Milletvekili aday listeleri kesinleştiğinde bir kez daha o bildik görüntüyle karşı karşıya kaldık. Meclis, yine patronların, yaşlıların, liyakatsizlerin kulübü olmaya aday gibi görünüyor. Listelerin büyük bir çoğunluğunda işveren, zengin veya “adamcı” olarak bilinen isimler göze çarpıyor. Peki, "Halkın Meclisi" unvanını taşıyan bu kurum, gerçekten halkı mı temsil ediyor?

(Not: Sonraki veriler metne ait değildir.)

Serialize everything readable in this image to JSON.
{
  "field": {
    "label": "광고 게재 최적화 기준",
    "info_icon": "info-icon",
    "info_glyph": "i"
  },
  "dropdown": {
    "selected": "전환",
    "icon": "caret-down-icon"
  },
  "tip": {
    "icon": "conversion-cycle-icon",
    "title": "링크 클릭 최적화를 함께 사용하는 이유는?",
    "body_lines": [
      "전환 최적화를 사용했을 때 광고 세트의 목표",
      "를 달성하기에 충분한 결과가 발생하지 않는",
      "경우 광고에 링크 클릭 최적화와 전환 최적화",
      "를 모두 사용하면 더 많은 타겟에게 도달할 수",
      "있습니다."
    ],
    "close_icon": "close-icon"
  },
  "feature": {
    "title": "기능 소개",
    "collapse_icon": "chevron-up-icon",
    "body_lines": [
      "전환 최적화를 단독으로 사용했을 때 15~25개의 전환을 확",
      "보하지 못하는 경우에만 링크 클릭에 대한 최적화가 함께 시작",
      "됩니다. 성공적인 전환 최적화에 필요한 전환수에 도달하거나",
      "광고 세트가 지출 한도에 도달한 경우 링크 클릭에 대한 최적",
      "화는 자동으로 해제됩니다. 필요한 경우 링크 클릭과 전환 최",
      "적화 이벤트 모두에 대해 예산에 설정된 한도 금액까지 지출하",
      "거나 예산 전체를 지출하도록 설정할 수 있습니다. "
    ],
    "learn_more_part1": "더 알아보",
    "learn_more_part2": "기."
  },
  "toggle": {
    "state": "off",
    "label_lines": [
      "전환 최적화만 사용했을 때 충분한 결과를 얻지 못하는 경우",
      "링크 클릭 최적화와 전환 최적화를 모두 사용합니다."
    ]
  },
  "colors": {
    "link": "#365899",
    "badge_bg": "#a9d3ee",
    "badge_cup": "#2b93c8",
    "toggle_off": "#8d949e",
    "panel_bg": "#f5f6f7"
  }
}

Seçim zamanı sokaklara inip hal hatır soran, seçim sonrası ise ortalıktan kaybolan; seçim yaklaştığında emekçi, seçildikten sonra patron kimliğine bürünen "saygıdeğer" Patronvekillerimiz... Paralarını gerekli makamlara "bağışlayarak" milletvekilliği listelerinde üst sıraları garantiliyorlar. Parayla alınamayacak saygınlık ve halk adına konuşma hakkını, paralarıyla satın alıyorlar.

Sokaktaki çöpü süpüren emekçiye günaydın demeyi, masasına çay getiren garsona teşekkür etmeyi bilmeyen; halktan biri olamayan bu insanlar, nasıl halkın vekili olabilir? Meclis'te işçi ve emekçinin sorunlarına çözüm bulmak yerine, %1'lik kesimin, yani kendi gibi patronların cebini dolduracak kanun teklifleri hazırlamaları şaşırtıcı mı? İşçinin, emekçinin halinden sadece seçim zamanı anlayan bu Patronvekilliği anlayışına dur demenin zamanı gelmedi mi?

İşçi ülke yönetemez, ülke yönetmek için birikimi yoktur demek, ülkenin %99’luk kısmını, yani halkın kendisini küçümsemek demektir. %99’luk kesimin yaşam tecrübesini, fikirlerini, birikimini yok saymaktır. İşi bilene değil, işin patronuna söz vermektir.

Bu kısır döngü, bu Patronvekilleri tahakkümü ancak ve ancak Halkın Vekilleri sahneye çıktığında kırılacaktır. Kırılmaya mahkumdur. Çünkü gerçek güç, halktadır ve halkın sesi, patronların parasıyla satın alınamaz. Seçim sandıkları önümüze geldiğinde, gerçek vekillerimizi seçerek bu kısır döngüyü kırma gücüne sahibiz. Unutmayalım, meclis halkındır ve halkı temsil etmelidir.